Ich hätte es mir nie erträumen lassen, solche eine Bewegung zu Lebzeiten zu erleben. Umso mehr ist mein größter Wunsch, das Land endlich befreit zu sehen und das Regime mit Lebensfreude, Tanzen und Singen und Lachen eines Besseren zu belehren.

Meine nächste Reise wird in ein freies Iran sein, davon bin ich überzeugt. Wir werden auf den Straßen tanzen und singen und unsere Haare im Wind wehen lassen.
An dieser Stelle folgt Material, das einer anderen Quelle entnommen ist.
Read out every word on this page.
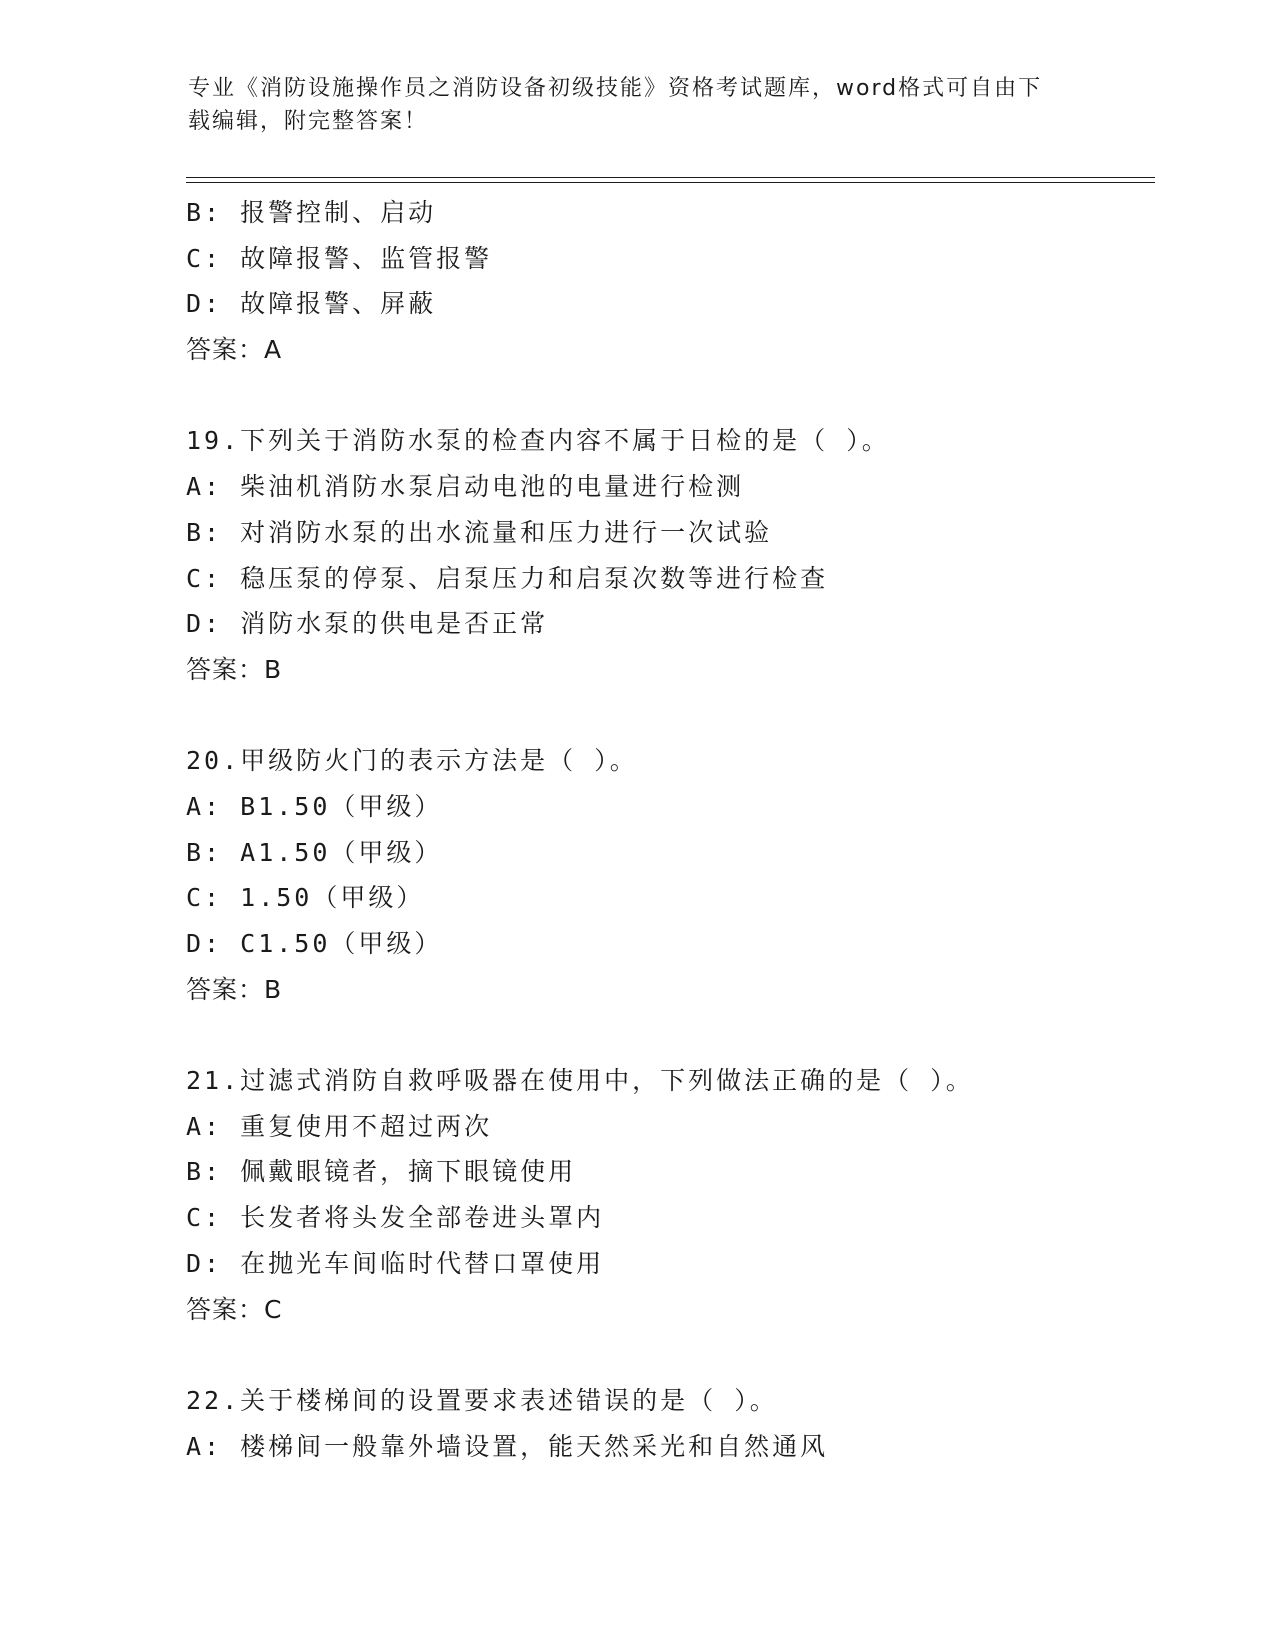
专业《消防设施操作员之消防设备初级技能》资格考试题库，word格式可自由下
载编辑，附完整答案！
B: 报警控制、启动
C: 故障报警、监管报警
D: 故障报警、屏蔽
答案：A
19.下列关于消防水泵的检查内容不属于日检的是（ ）。
A: 柴油机消防水泵启动电池的电量进行检测
B: 对消防水泵的出水流量和压力进行一次试验
C: 稳压泵的停泵、启泵压力和启泵次数等进行检查
D: 消防水泵的供电是否正常
答案：B
20.甲级防火门的表示方法是（ ）。
A: B1.50（甲级）
B: A1.50（甲级）
C: 1.50（甲级）
D: C1.50（甲级）
答案：B
21.过滤式消防自救呼吸器在使用中，下列做法正确的是（ ）。
A: 重复使用不超过两次
B: 佩戴眼镜者，摘下眼镜使用
C: 长发者将头发全部卷进头罩内
D: 在抛光车间临时代替口罩使用
答案：C
22.关于楼梯间的设置要求表述错误的是（ ）。
A: 楼梯间一般靠外墙设置，能天然采光和自然通风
#zanzendegiazadi #womanlifefreedom #mahsaamini #westandtogether #revolutioniran #solidaritätmitiran

 

2 Kommentare
  1. Brigitte Hala sagte:

    Liebe Fanny , mögen alle deine Wünsche und Hoffnungen für dich und das ganze Iranische Volk in Erfüllung gehen und Freiheit und Friede zur Realität werden !
    Jetzt kann der Wechsel , dank der vielen mutigen Menschen stattfinden !!!! Eine Vision durch eine Revolution zur Realität werden !!!!

  2. Marianne Fürlinger sagte:

    Danke für die persönlichen Worte, ich fühle dadurch mit.
    Aus ganzem Herzen wünsche ich, dass der Tag bald kommt, an dem dieses unmenschliche Regime Geschichte sein wird, die Verantwortlichen ihrer gerechten Strafe zugeführt werden und du deine geliebte Heimat in Freiheit und Freude wieder besuchen wirst!